Design and Testing Strategies

In the routines of both Listing 1 and Listing 2, the overall algorithm is identical. A check for input that’s reached its end happens at the top of the first loop. This picks off empty input strings and returns right away. A check for a ‘*’ wildcard happens next; only if one of those is found do any variables used for subsequent matching get initialized. Some up-front steps are performed in those wildcard scenarios, and the index variables used in the second loop are set, before control passes to the second loop. But if no wildcard is found, then the second loop isn’t invoked, and the remainder of the first loop serves merely to compare the characters of the input strings. This simplifies the handling of all-tame comparisons.

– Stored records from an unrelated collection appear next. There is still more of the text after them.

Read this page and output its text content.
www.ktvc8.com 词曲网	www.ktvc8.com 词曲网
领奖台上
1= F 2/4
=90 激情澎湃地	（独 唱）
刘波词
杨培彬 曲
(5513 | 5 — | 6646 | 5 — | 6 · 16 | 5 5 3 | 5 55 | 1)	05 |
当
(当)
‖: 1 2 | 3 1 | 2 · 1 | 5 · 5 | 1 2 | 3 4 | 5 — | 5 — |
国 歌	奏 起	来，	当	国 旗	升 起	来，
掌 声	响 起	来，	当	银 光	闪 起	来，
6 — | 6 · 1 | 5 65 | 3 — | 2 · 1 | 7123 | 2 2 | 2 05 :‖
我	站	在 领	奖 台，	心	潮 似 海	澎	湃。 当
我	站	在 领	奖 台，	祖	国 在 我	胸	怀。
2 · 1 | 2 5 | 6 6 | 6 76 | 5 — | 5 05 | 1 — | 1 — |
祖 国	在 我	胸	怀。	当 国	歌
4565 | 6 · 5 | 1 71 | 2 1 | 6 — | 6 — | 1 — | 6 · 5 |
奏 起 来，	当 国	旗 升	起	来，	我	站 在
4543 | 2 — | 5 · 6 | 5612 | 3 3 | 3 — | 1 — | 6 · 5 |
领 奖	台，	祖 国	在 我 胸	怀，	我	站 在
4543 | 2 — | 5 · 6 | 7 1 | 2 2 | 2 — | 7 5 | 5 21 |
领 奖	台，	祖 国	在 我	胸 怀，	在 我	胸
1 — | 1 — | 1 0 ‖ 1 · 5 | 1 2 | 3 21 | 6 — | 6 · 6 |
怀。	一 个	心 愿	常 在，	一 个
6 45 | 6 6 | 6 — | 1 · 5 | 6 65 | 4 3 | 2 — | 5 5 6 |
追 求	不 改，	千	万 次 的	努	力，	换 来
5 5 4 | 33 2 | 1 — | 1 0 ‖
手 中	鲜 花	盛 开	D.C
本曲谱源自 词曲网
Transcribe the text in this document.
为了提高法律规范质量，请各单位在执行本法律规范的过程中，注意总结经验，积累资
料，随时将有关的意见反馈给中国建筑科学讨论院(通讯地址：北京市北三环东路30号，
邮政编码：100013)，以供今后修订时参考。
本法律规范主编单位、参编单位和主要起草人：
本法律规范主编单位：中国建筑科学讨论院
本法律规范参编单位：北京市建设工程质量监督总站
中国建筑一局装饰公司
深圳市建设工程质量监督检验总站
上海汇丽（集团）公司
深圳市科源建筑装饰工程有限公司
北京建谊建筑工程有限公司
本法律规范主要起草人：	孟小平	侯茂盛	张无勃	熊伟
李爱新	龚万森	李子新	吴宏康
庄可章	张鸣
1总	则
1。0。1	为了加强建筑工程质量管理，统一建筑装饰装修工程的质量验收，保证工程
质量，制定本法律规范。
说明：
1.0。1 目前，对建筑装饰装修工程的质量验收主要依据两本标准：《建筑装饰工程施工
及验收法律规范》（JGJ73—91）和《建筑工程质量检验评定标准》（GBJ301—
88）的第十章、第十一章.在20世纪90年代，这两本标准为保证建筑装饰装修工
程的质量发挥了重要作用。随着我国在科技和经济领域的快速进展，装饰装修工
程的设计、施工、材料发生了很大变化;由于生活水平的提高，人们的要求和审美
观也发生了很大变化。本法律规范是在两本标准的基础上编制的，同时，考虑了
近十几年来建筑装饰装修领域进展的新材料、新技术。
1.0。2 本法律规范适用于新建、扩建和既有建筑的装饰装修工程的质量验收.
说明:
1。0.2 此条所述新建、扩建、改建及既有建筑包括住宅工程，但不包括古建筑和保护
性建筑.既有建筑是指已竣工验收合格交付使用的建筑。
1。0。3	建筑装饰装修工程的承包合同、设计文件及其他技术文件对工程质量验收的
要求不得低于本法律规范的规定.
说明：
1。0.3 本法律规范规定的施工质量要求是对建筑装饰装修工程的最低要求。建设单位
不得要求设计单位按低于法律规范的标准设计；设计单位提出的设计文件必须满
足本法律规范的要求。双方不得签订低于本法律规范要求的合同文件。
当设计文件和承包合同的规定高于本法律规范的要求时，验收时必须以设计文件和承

The overall design of the second loop is like a rearrangement of the first loop, beginning with a check for any further ‘*’ wildcard, followed by another round of input character comparison, and ending with a check for the end of the input. That last check is useful when a sequence of the tame string begins to match with a sequence of the wild string following the ‘*’. If one of the strings ends, and the other does not, then a match isn’t possible unless some special cases apply to the wild string. These are checked in logic designated with comments such as “ab*c*” matches “abcd”. That case, where a wild string ends in ‘*’, is picked off so the routine returns without comparing more of the tame string than necessary. Other special cases involve various conditions where characters in the wild string don’t appear in the tame string, and vice versa. How to know whether all the special cases that might arise are properly handled? That’s where thorough testing comes in.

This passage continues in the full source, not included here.